Un legislador impulsa un cambio radical en la relación banca-cliente
En un movimiento que desafía las prácticas tradicionales del sector, el diputado Francisco Adrián Castillo Morales presenta una iniciativa para reformar la Ley de Protección y Defensa al Usuario de Servicios Financieros. Su objetivo es claro: eliminar los cargos que las instituciones bancarias imponen por la emisión de un plástico sustituto tras un robo o una extorsión, alineando la normativa con una visión de justicia financiera y protección real al consumidor.
¿En qué consiste esta propuesta disruptiva?
El proyecto legislativo introduce un principio de responsabilidad social corporativa. Establece que la exención del pago será aplicable una vez que el cliente acredite el ilícito mediante la presentación de la acta oficial ante el ministerio público. La medida cubriría escenarios críticos de la vida urbana actual: asaltos a peatones, hurtos en el domicilio, en el transporte colectivo o incluso ataques directos a una sucursal financiera.

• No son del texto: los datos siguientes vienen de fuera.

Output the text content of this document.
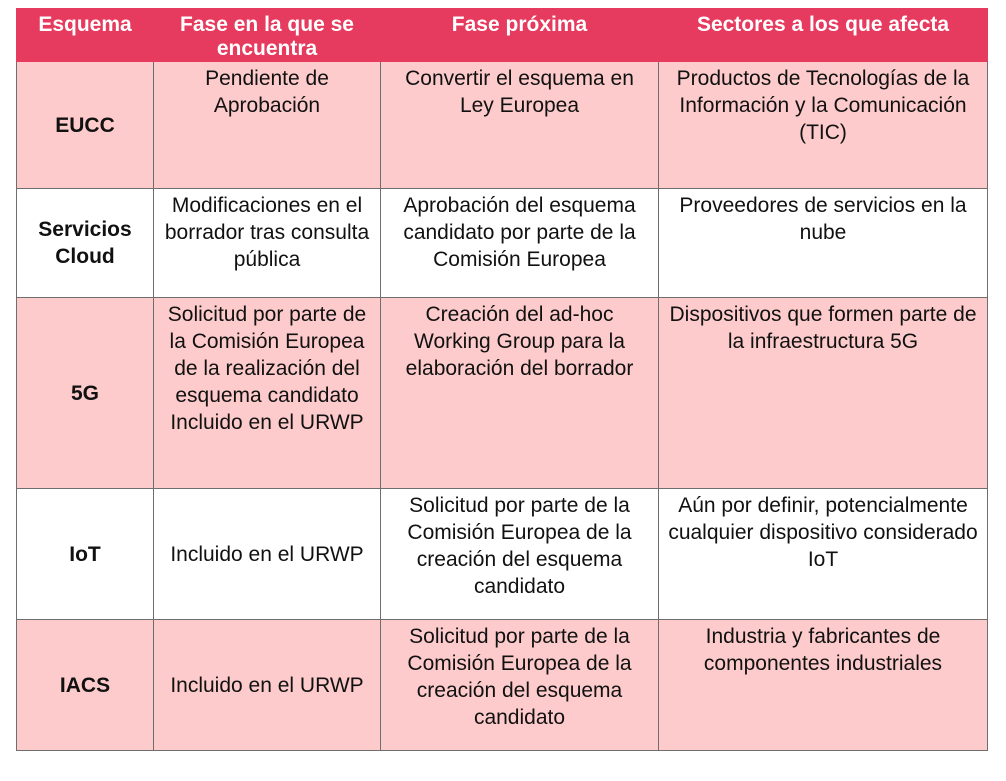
Esquema	Fase en la que se encuentra	Fase próxima	Sectores a los que afecta
EUCC	Pendiente de Aprobación	Convertir el esquema en Ley Europea	Productos de Tecnologías de la Información y la Comunicación (TIC)
Servicios Cloud	Modificaciones en el borrador tras consulta pública	Aprobación del esquema candidato por parte de la Comisión Europea	Proveedores de servicios en la nube
5G	Solicitud por parte de la Comisión Europea de la realización del esquema candidato Incluido en el URWP	Creación del ad-hoc Working Group para la elaboración del borrador	Dispositivos que formen parte de la infraestructura 5G
IoT	Incluido en el URWP	Solicitud por parte de la Comisión Europea de la creación del esquema candidato	Aún por definir, potencialmente cualquier dispositivo considerado IoT
IACS	Incluido en el URWP	Solicitud por parte de la Comisión Europea de la creación del esquema candidato	Industria y fabricantes de componentes industriales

El camino hacia su posible implementación
Esta iniciativa, que prioriza la seguridad económica de las personas en la era digital, fue canalizada a la Comisión de Hacienda y Crédito Público de la Cámara de Diputados. Allí se someterá a un escrutinio técnico y a un proceso de dictaminación, donde se evaluará su viabilidad y su impacto en el ecosistema fintech y bancario tradicional.